The event will show co-ordinated film, music and television events in seven cities including London, Washington DC, Shanghai, Rio de Janeiro, Cape Town and Kyoto, with major broadcasters and media owners taking part to extend public awareness of global warming.
Former US vice-president Al Gore, whose movie An Inconvenient Truth has succeeded in bringing the importance of protecting the environment to cinema audiences everywhere, announced the event at a February 2007 press conference in London.
The organizers are planning a line-up of artists to ‘dwarf’ that of the Live8 and Live Aid concerts. Live Aid was about asking people for money, but this event aims to effect a fundamental change in attitudes, and in our relationship with the planet. The aim is that people will take action, including making personal pledges to save energy, and cutting emissions by, for instance, using energy efficient equipment or taking fewer flights.

Some 13 per cent of Americans have not heard of global warming.
Although the United States emits about a quarter of all greenhouse gases – the biggest emitter ahead of China, Russia and India – 13 per cent of US citizens say they had never heard or read anything about global warming.
The findings are the result of a new 46-country survey by ACNielsen Europe. The report indicates that 57 per cent of people around the world considered global warming to be a “very serious problem” and a further 34 per cent rated it a “serious problem”.
People in Latin America were most worried, while US citizens were least concerned with just 42 per cent rating global warming “very serious”.
Almost all climate scientists say that temperatures are creeping higher because of heat-trapping greenhouse gases released by burning fossil fuels.
According to a UN report, it is at least 90 per cent probable that human activities are the main cause of warming in the past 50 years. People in China and Brazil were most convinced of the link to human activities, and Americans least convinced.

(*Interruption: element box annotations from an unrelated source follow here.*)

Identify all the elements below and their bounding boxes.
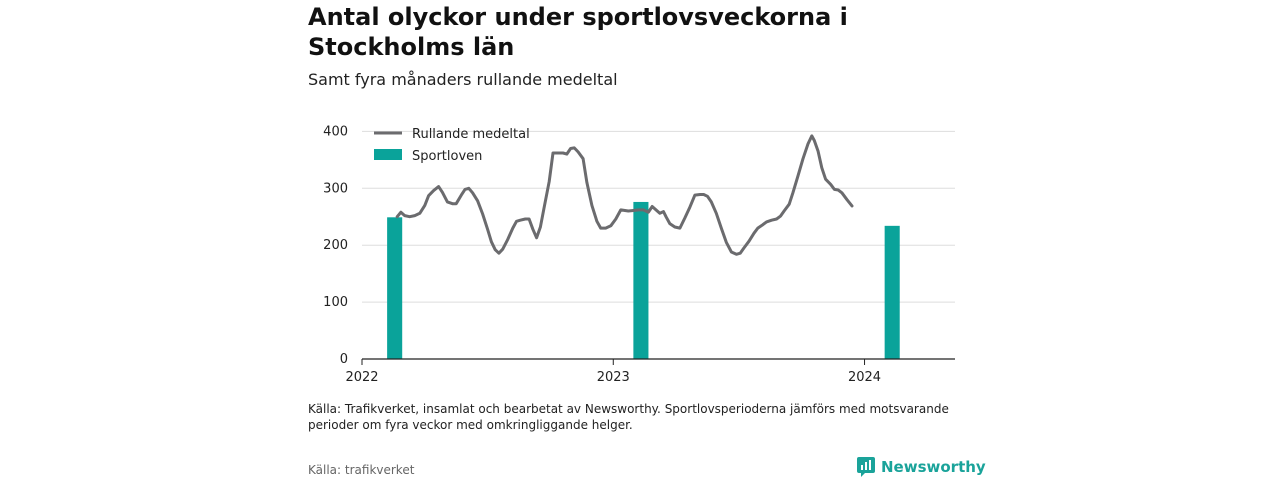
- y-tick-label: 200: [323, 238, 348, 253]
- brand-name: Newsworthy: [881, 458, 986, 476]
- y-tick-label: 0: [340, 352, 348, 367]
- legend-bar-swatch: [374, 149, 402, 160]
- x-tick-label: 2022: [345, 370, 378, 385]
- sportlov-bar: [884, 225, 900, 359]
- brand-logo[interactable]: Newsworthy: [857, 457, 986, 477]
- chart-subtitle: Samt fyra månaders rullande medeltal: [308, 70, 618, 89]
- y-tick-label: 100: [323, 295, 348, 310]
- x-axis: 2022 2023 2024: [345, 358, 955, 385]
- newsworthy-logo-icon: [857, 457, 875, 477]
- legend-line-label: Rullande medeltal: [412, 127, 530, 142]
- sportlov-bar: [633, 201, 649, 359]
- x-tick-label: 2024: [848, 370, 881, 385]
- y-axis: 0 100 200 300 400: [323, 124, 348, 367]
- grid-lines: [362, 130, 955, 303]
- bar-series: [387, 201, 900, 359]
- legend: Rullande medeltal Sportloven: [374, 127, 530, 164]
- footnote: Källa: Trafikverket, insamlat och bearbe…: [308, 402, 949, 432]
- x-tick-label: 2023: [597, 370, 630, 385]
- legend-bar-label: Sportloven: [412, 149, 482, 164]
- y-tick-label: 300: [323, 181, 348, 196]
- rolling-average-line: [395, 134, 854, 256]
- y-tick-label: 400: [323, 124, 348, 139]
- sportlov-bar: [387, 217, 403, 359]
- chart-title: Antal olyckor under sportlovsveckorna i …: [308, 3, 848, 61]
- source-text: Källa: trafikverket: [308, 463, 415, 477]
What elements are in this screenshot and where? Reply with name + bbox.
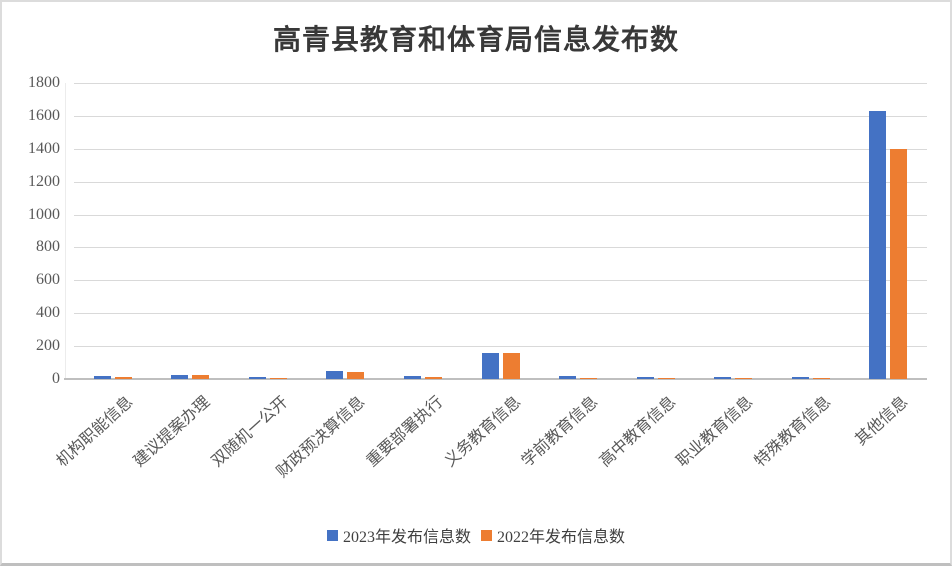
gridline [74,115,927,117]
gridline [74,280,927,282]
bar-2022 [812,377,830,379]
legend-label-2022: 2022年发布信息数 [497,529,626,546]
bar-2023 [791,377,809,379]
bar-2022 [502,352,520,379]
y-tick-label: 0 [52,370,60,387]
gridline [74,247,927,249]
bar-2023 [248,376,266,379]
legend-item-2023: 2023年发布信息数 [326,523,471,547]
gridline [74,181,927,183]
y-tick-label: 1800 [28,74,60,91]
bar-2023 [93,375,111,379]
legend-item-2022: 2022年发布信息数 [481,523,625,547]
bar-2023 [714,376,732,379]
bar-2022 [114,376,132,379]
bar-2022 [657,377,675,379]
y-tick-label: 800 [36,238,60,256]
bar-2022 [424,376,442,379]
y-tick-label: 1600 [28,106,60,124]
bar-2022 [192,375,210,379]
bar-2023 [326,370,344,379]
legend-label-2023: 2023年发布信息数 [342,529,471,546]
legend-swatch-2023 [326,529,338,541]
y-tick-label: 1400 [28,139,60,157]
bar-2023 [559,376,577,379]
bar-2023 [403,376,421,379]
bar-2022 [890,148,908,379]
bar-2023 [171,374,189,379]
gridline [74,148,927,150]
bar-2022 [347,371,365,379]
legend: 2023年发布信息数 2022年发布信息数 [2,523,950,547]
bar-2022 [580,377,598,379]
y-tick-label: 1000 [28,205,60,223]
y-axis-line [65,83,66,379]
bar-2023 [481,352,499,379]
x-axis-line [64,378,927,380]
gridline [74,83,927,84]
plot-area [64,83,927,380]
bar-2023 [869,110,887,379]
gridline [74,214,927,216]
gridline [74,313,927,315]
legend-swatch-2022 [481,529,492,541]
bar-2023 [636,377,654,379]
y-tick-label: 400 [36,304,60,322]
y-tick-label: 600 [36,271,60,289]
bar-2022 [735,377,753,379]
y-tick-label: 200 [36,337,60,355]
x-category-label: 机构职能信息 [53,393,137,471]
bar-2022 [269,377,287,379]
chart-title: 高青县教育和体育局信息发布数 [272,25,679,56]
y-tick-label: 1200 [28,172,60,190]
gridline [74,346,927,348]
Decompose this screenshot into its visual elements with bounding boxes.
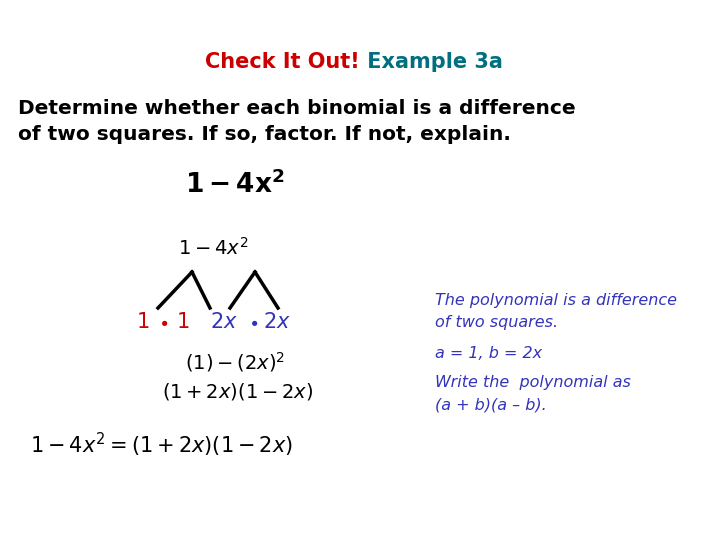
Text: $\bullet$: $\bullet$ — [158, 313, 168, 331]
Text: (a + b)(a – b).: (a + b)(a – b). — [435, 397, 546, 413]
Text: Determine whether each binomial is a difference: Determine whether each binomial is a dif… — [18, 98, 575, 118]
Text: $\mathbf{1 - 4x^2}$: $\mathbf{1 - 4x^2}$ — [185, 171, 284, 199]
Text: Check It Out!: Check It Out! — [205, 52, 360, 72]
Text: $(1) - (2x)^2$: $(1) - (2x)^2$ — [185, 350, 285, 374]
Text: $\bullet$: $\bullet$ — [248, 313, 258, 331]
Text: $2x$: $2x$ — [210, 312, 238, 332]
Text: a = 1, b = 2x: a = 1, b = 2x — [435, 346, 542, 361]
Text: of two squares. If so, factor. If not, explain.: of two squares. If so, factor. If not, e… — [18, 125, 511, 145]
Text: $1$: $1$ — [176, 312, 189, 332]
Text: $2x$: $2x$ — [263, 312, 291, 332]
Text: $1 - 4x^2 = (1 + 2x)(1 - 2x)$: $1 - 4x^2 = (1 + 2x)(1 - 2x)$ — [30, 431, 293, 459]
Text: $1 - 4x^2$: $1 - 4x^2$ — [178, 237, 248, 259]
Text: $1$: $1$ — [136, 312, 150, 332]
Text: Write the  polynomial as: Write the polynomial as — [435, 375, 631, 389]
Text: The polynomial is a difference: The polynomial is a difference — [435, 293, 677, 307]
Text: $(1 + 2x)(1 - 2x)$: $(1 + 2x)(1 - 2x)$ — [162, 381, 313, 402]
Text: of two squares.: of two squares. — [435, 315, 558, 330]
Text: Example 3a: Example 3a — [360, 52, 503, 72]
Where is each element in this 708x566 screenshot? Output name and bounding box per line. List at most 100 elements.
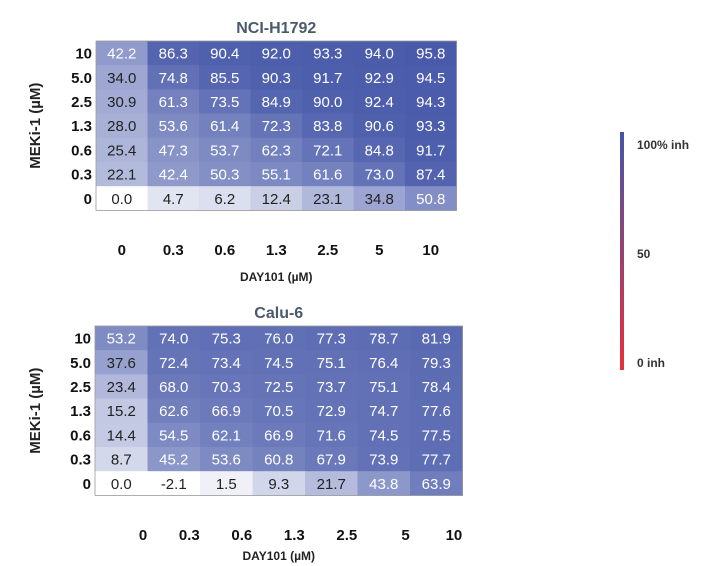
- cell-value-label: 21.7: [317, 476, 346, 493]
- y-tick-label: 1.3: [71, 118, 92, 135]
- cell-value-label: 60.8: [264, 452, 293, 469]
- cell-value-label: 91.7: [416, 142, 445, 159]
- heatmap-cell: [353, 41, 406, 66]
- heatmap-cell: [305, 398, 358, 424]
- heatmap-cell: [302, 89, 354, 115]
- cell-value-label: 72.3: [262, 118, 291, 135]
- heatmap-cell: [250, 137, 303, 163]
- heatmap-cell: [410, 350, 463, 375]
- x-tick-label: 5: [401, 527, 409, 544]
- y-tick-label: 1.3: [70, 403, 91, 420]
- cell-value-label: 14.4: [107, 427, 136, 444]
- cell-value-label: 87.4: [416, 167, 445, 184]
- heatmap-cell: [147, 113, 200, 139]
- cell-value-label: 63.9: [422, 476, 451, 493]
- cell-value-label: 72.1: [313, 142, 342, 159]
- heatmap-cell: [353, 137, 406, 163]
- cell-value-label: 43.8: [369, 476, 398, 493]
- cell-value-label: 90.6: [365, 118, 394, 135]
- heatmap-cell: [147, 65, 200, 90]
- heatmap-cell: [405, 162, 457, 187]
- cell-value-label: 55.1: [262, 167, 291, 184]
- cell-value-label: 94.0: [365, 46, 394, 63]
- heatmap-cell: [250, 89, 303, 115]
- cell-value-label: 62.1: [212, 427, 241, 444]
- cell-value-label: 90.3: [262, 70, 291, 87]
- cell-value-label: 50.3: [210, 167, 239, 184]
- cell-value-label: 61.3: [159, 94, 188, 111]
- cell-value-label: 67.9: [317, 452, 346, 469]
- cell-value-label: 37.6: [107, 355, 136, 372]
- colorbar-bottom-label: 0 inh: [637, 356, 665, 370]
- heatmap-cell: [353, 113, 406, 139]
- heatmap-cell: [200, 326, 253, 351]
- heatmap-cell: [302, 113, 354, 139]
- heatmap-cell: [199, 186, 251, 211]
- heatmap-cell: [96, 41, 148, 66]
- heatmap-cell: [305, 374, 358, 400]
- cell-value-label: 92.9: [365, 70, 394, 87]
- cell-value-label: 9.3: [268, 476, 289, 493]
- heatmap-cell: [357, 447, 411, 472]
- cell-value-label: 54.5: [159, 427, 188, 444]
- cell-value-label: 74.0: [159, 331, 188, 348]
- cell-value-label: 73.7: [317, 379, 346, 396]
- heatmap-cell: [410, 447, 463, 472]
- cell-value-label: 94.3: [416, 94, 445, 111]
- heatmap-cell: [410, 326, 463, 351]
- cell-value-label: 95.8: [416, 46, 445, 63]
- heatmap-cell: [200, 422, 253, 448]
- y-tick-label: 0: [83, 476, 91, 493]
- heatmap-cell: [147, 137, 200, 163]
- cell-value-label: 92.4: [365, 94, 394, 111]
- heatmap-cell: [405, 65, 457, 90]
- x-tick-label: 10: [446, 527, 463, 544]
- cell-value-label: 4.7: [163, 191, 184, 208]
- y-tick-label: 10: [74, 331, 91, 348]
- heatmap-cell: [147, 350, 201, 375]
- heatmap-cell: [305, 471, 358, 496]
- cell-value-label: 0.0: [111, 191, 132, 208]
- colorbar-top-label: 100% inh: [637, 138, 689, 152]
- cell-value-label: 73.4: [212, 355, 241, 372]
- heatmap-cell: [95, 398, 148, 424]
- heatmap-cell: [96, 113, 148, 139]
- heatmap-cell: [199, 41, 251, 66]
- heatmap-nci-h1792: NCI-H1792 42.2 86.3 90.4 92.0 93.3 94.0 95.8 34.…: [27, 20, 457, 284]
- y-axis-label: MEKi-1 (µM): [27, 83, 44, 169]
- heatmap-cell: [302, 137, 354, 163]
- heatmap-cell: [95, 471, 148, 496]
- cell-value-label: 53.2: [107, 331, 136, 348]
- heatmap-cell: [96, 162, 148, 187]
- heatmap-cell: [147, 422, 201, 448]
- cell-value-label: 62.3: [262, 142, 291, 159]
- heatmap-cell: [302, 162, 354, 187]
- y-tick-label: 5.0: [70, 355, 91, 372]
- x-tick-label: 0.3: [163, 242, 184, 259]
- cell-value-label: 76.0: [264, 331, 293, 348]
- cell-value-label: 76.4: [369, 355, 398, 372]
- cell-value-label: 15.2: [107, 403, 136, 420]
- heatmap-cell: [199, 162, 251, 187]
- heatmap-cell: [147, 41, 200, 66]
- heatmap-cell: [199, 89, 251, 115]
- heatmap-cell: [250, 65, 303, 90]
- heatmap-cell: [252, 326, 306, 351]
- heatmap-cell: [199, 65, 251, 90]
- heatmap-cell: [200, 398, 253, 424]
- cell-value-label: 79.3: [422, 355, 451, 372]
- heatmap-cell: [252, 422, 306, 448]
- heatmap-cell: [410, 398, 463, 424]
- cell-value-label: 72.4: [159, 355, 188, 372]
- cell-value-label: 70.3: [212, 379, 241, 396]
- heatmap-cell: [302, 41, 354, 66]
- cell-value-label: 66.9: [264, 427, 293, 444]
- cell-value-label: 8.7: [111, 452, 132, 469]
- heatmap-border: [94, 325, 463, 496]
- heatmap-cell: [250, 186, 303, 211]
- x-tick-label: 1.3: [284, 527, 305, 544]
- cell-value-label: 1.5: [216, 476, 237, 493]
- heatmap-cell: [147, 447, 201, 472]
- heatmap-cell: [357, 422, 411, 448]
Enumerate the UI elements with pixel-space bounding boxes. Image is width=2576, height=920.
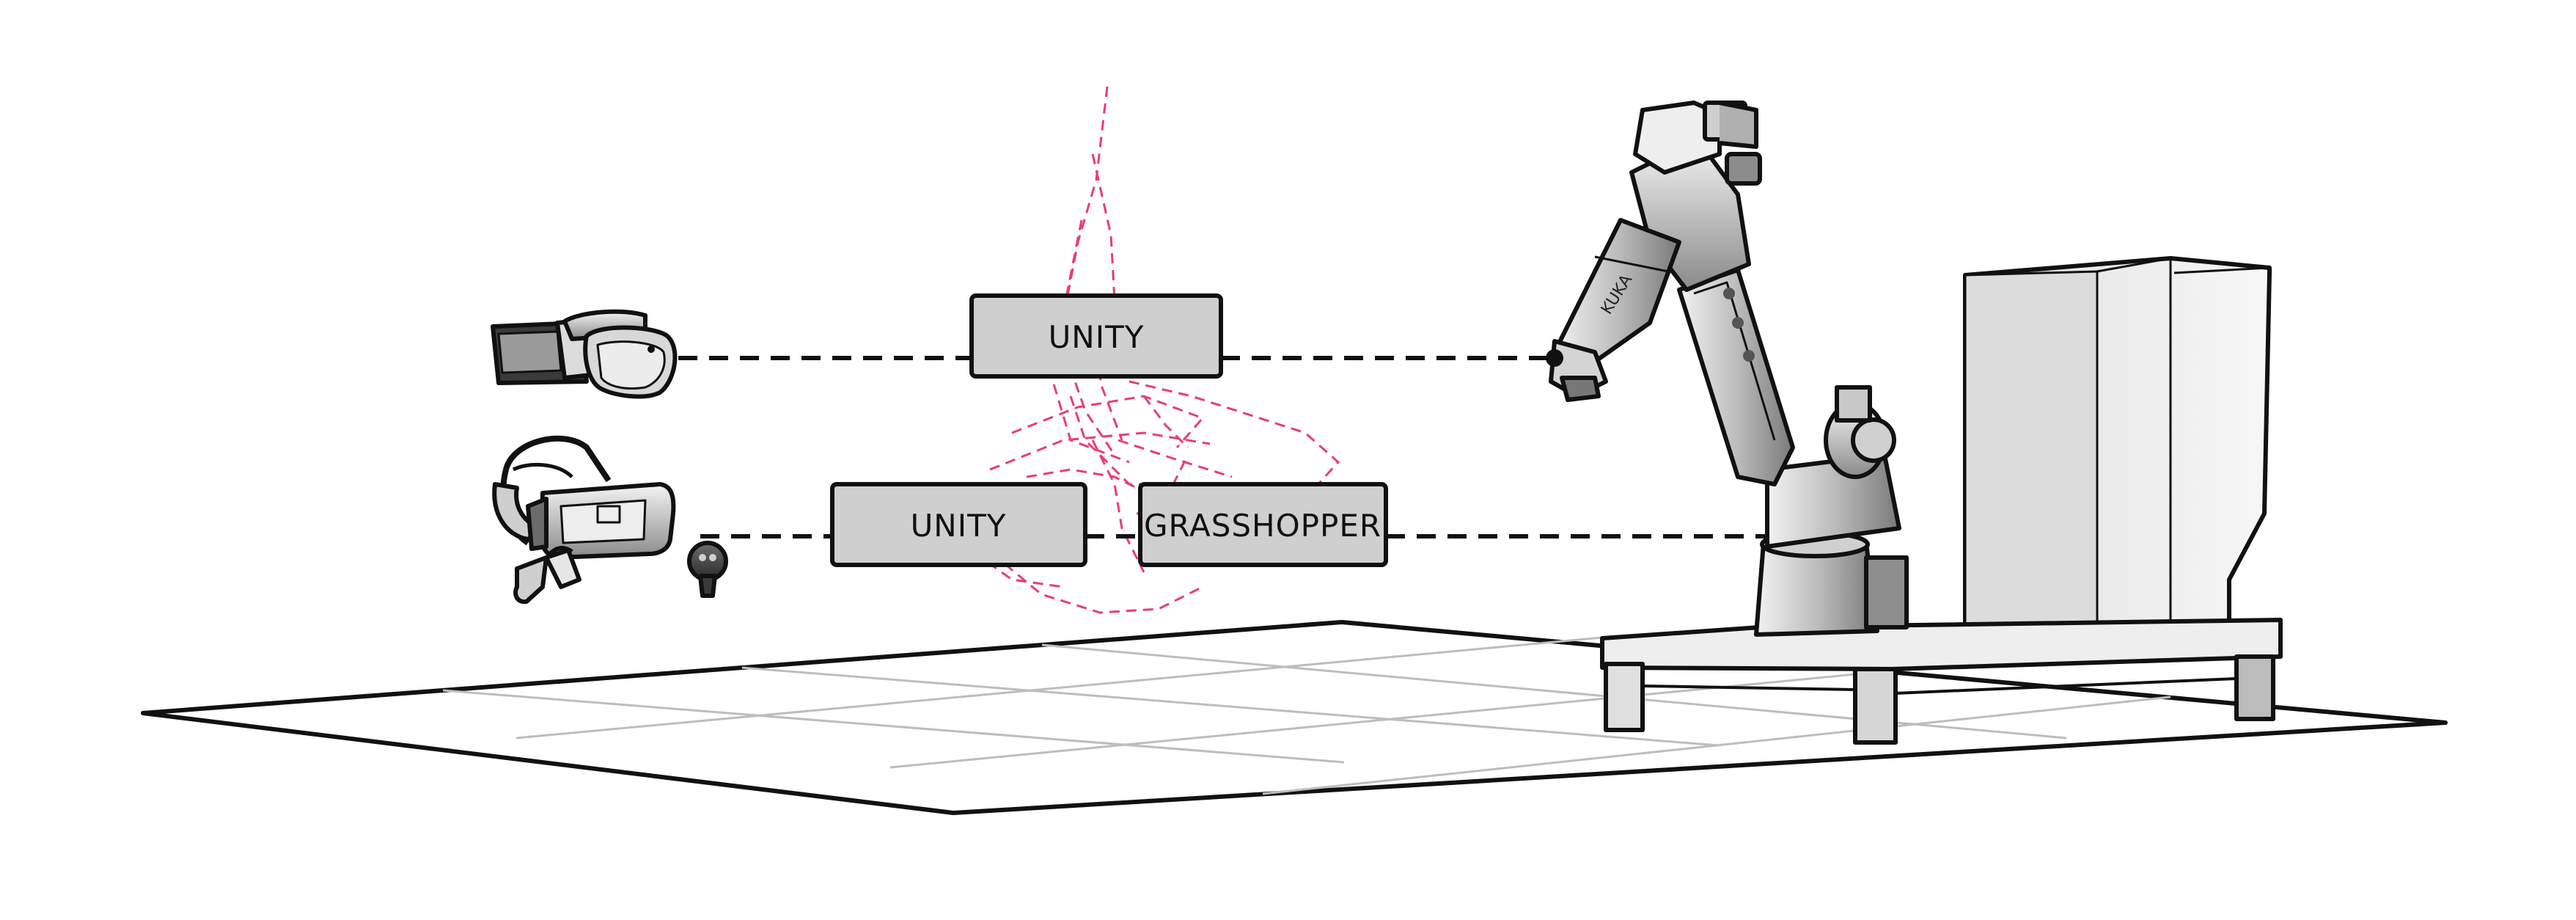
industrial-robot-arm: KUKA (1546, 101, 1909, 637)
floor-grid (442, 635, 2171, 795)
vr-headset-icon (492, 435, 676, 560)
unity-bottom-label: UNITY (911, 508, 1007, 544)
unity-bottom-node: UNITY (830, 482, 1087, 567)
vr-controller-icon (513, 541, 728, 605)
robot-platform (1600, 618, 2283, 745)
grasshopper-node: GRASSHOPPER (1138, 482, 1388, 567)
unity-top-label: UNITY (1049, 319, 1145, 355)
ar-headset-icon (491, 309, 678, 399)
grasshopper-label: GRASSHOPPER (1144, 508, 1381, 544)
control-cabinet (1963, 256, 2272, 629)
unity-top-node: UNITY (969, 293, 1223, 379)
floor-plane (141, 620, 2448, 815)
connector-lines (678, 356, 1775, 539)
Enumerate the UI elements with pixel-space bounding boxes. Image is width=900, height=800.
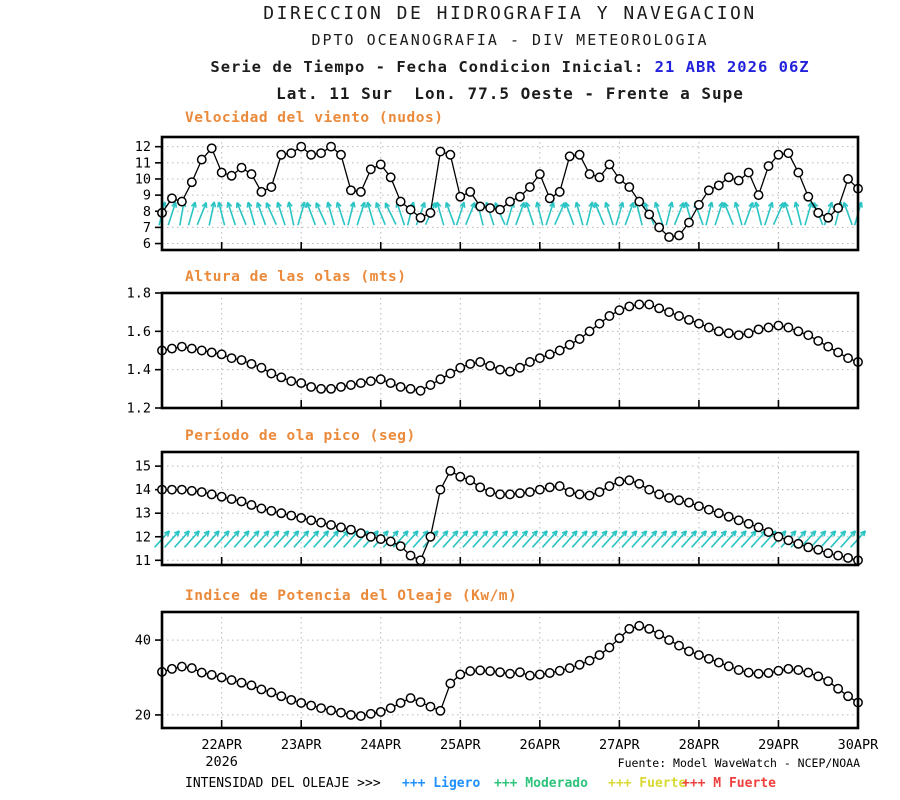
series-info-line: Serie de Tiempo - Fecha Condicion Inicia… (120, 58, 900, 76)
svg-text:29APR: 29APR (758, 737, 800, 753)
series-line (161, 145, 859, 238)
svg-text:12: 12 (135, 139, 151, 155)
svg-text:25APR: 25APR (440, 737, 482, 753)
svg-text:11: 11 (135, 553, 151, 569)
svg-text:27APR: 27APR (599, 737, 641, 753)
series-line (162, 469, 859, 562)
plot-2: 1.2 1.4 1.6 1.8 (127, 286, 863, 417)
svg-text:22APR: 22APR (201, 737, 243, 753)
svg-text:6: 6 (143, 236, 151, 252)
svg-text:11: 11 (135, 155, 151, 171)
series-info-label: Serie de Tiempo - Fecha Condicion Inicia… (210, 58, 655, 76)
svg-text:14: 14 (135, 482, 151, 498)
plot1-title: Velocidad del viento (nudos) (185, 110, 444, 126)
legend-item-ligero: +++ Ligero (402, 776, 481, 791)
series-line (161, 303, 859, 392)
svg-text:1.8: 1.8 (127, 286, 151, 302)
plot2-title: Altura de las olas (mts) (185, 269, 407, 285)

According to the survey, people living in regions vulnerable to natural disasters seemed most concerned – ranging from Latin Americans worried by damage to coffee or banana crops to people in the Czech Republic whose country was hit by floods in 2002.
In Latin America, 96 per cent of respondents said they had heard of global warming and 75 per cent rated it “very serious”.
Whereas most industrial nations have signed up for the UN’s Kyoto Protocol (which imposed conditions on emissions of greenhouse gases, mainly from factories, power plants and vehicles), US President George W. Bush pulled his country out of the treaty in 2001.